# Slayed the spanish



## jasonh1903 (Aug 6, 2010)

Decided to fish 3 mile today. Was hoping for some reds but the Spanish were THICK. I couldn't keep them off my lines. Caught my fill and was out of the water by 12:30. Free lined shrimp caught most of them. Water was super dirty.


----------



## TheCarver (May 5, 2011)

Looks like a hand full O fun, might oughta ease out there myself,, shrimp you say... Thanks ole carver


----------



## rfh21 (May 17, 2012)

I saw stuff crashing bait all around 3 mile being very jealous of anyone off today. I assume Spanish were the culprit.


----------



## fishn4fun (May 11, 2008)

Sounds like fun thanks for the report


----------



## jeff912 (Nov 1, 2011)

What side of the 3mb?


----------



## Night Wing (May 16, 2011)

Smacks are one of my favorite fish to target off the beach in my yak.
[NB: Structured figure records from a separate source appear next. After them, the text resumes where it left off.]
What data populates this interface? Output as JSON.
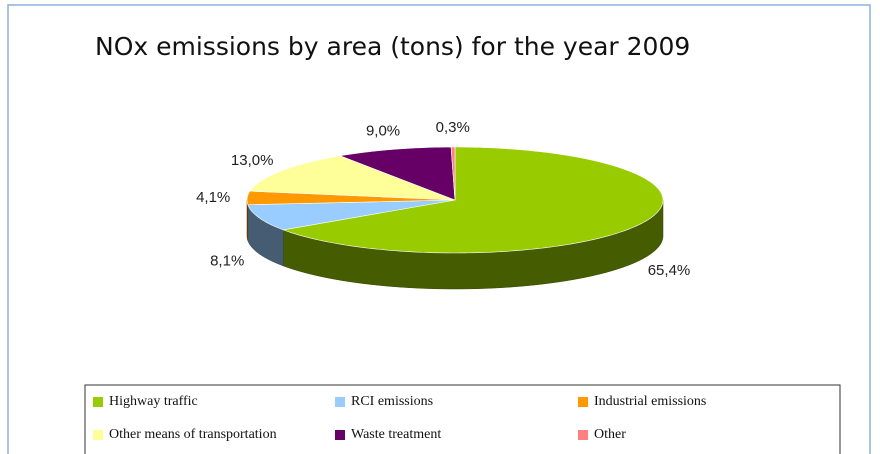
{
  "chart_data": {
    "type": "pie",
    "title": "NOx emissions by area (tons) for the year 2009",
    "categories": [
      "Highway traffic",
      "RCI emissions",
      "Industrial emissions",
      "Other means of transportation",
      "Waste treatment",
      "Other"
    ],
    "values": [
      65.4,
      8.1,
      4.1,
      13.0,
      9.0,
      0.3
    ],
    "value_labels": [
      "65,4%",
      "8,1%",
      "4,1%",
      "13,0%",
      "9,0%",
      "0,3%"
    ],
    "colors": [
      "#99cc00",
      "#99ccff",
      "#ff9900",
      "#ffff99",
      "#660066",
      "#ff8080"
    ],
    "legend": "bottom"
  }
}
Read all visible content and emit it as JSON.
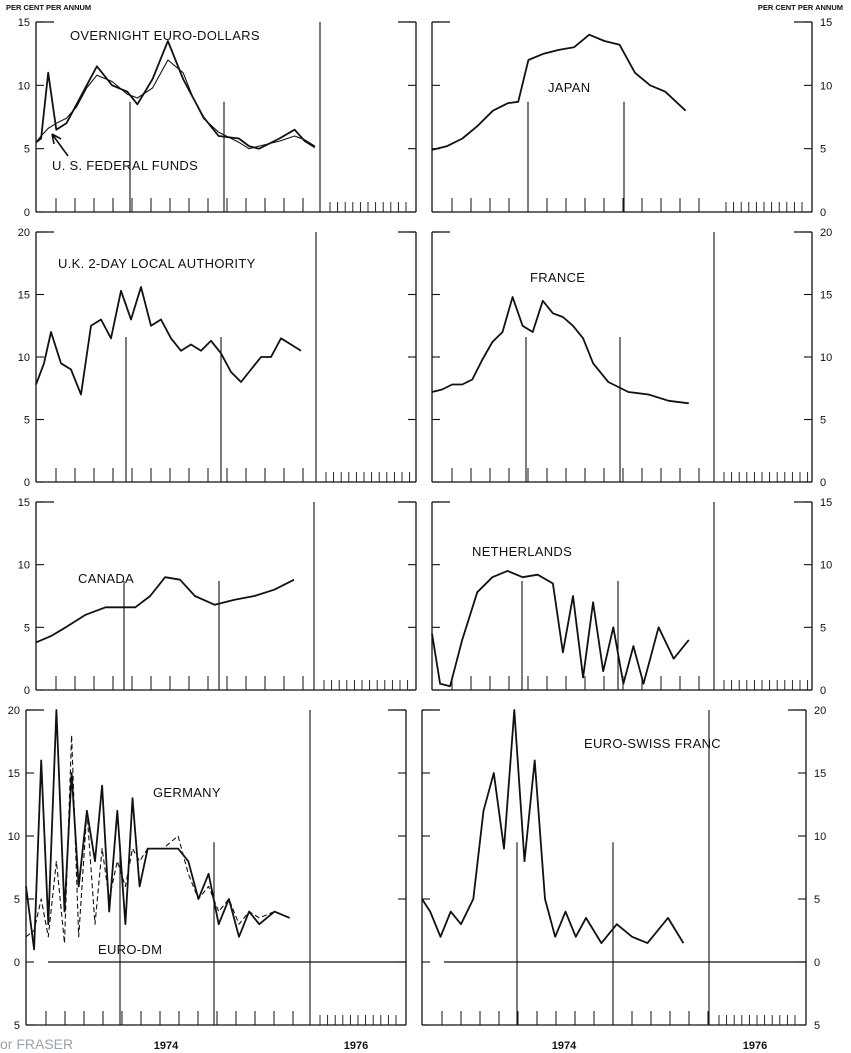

Good catch.


----------



## 1pescadoloco (Dec 2, 2011)

Blues & Lady fish were all over the rocks between the bridge & the POP.


----------



## jeff912 (Nov 1, 2011)

sorry to be dumb but whats the POP?


----------



## flukedaddy (Apr 11, 2009)

I would guess Port of Pensacola.... but maybe he left out an O out . 
Poop would be bayou Texar.


----------



## jeff912 (Nov 1, 2011)

Ahh the poop i fish that alot thanks for the info:notworthy:


----------



## 1pescadoloco (Dec 2, 2011)

jeff912 said:


> sorry to be dumb but whats the POP?


Port of Pcola:whistling: I was being lazy
POOP would be Bayou Texar


----------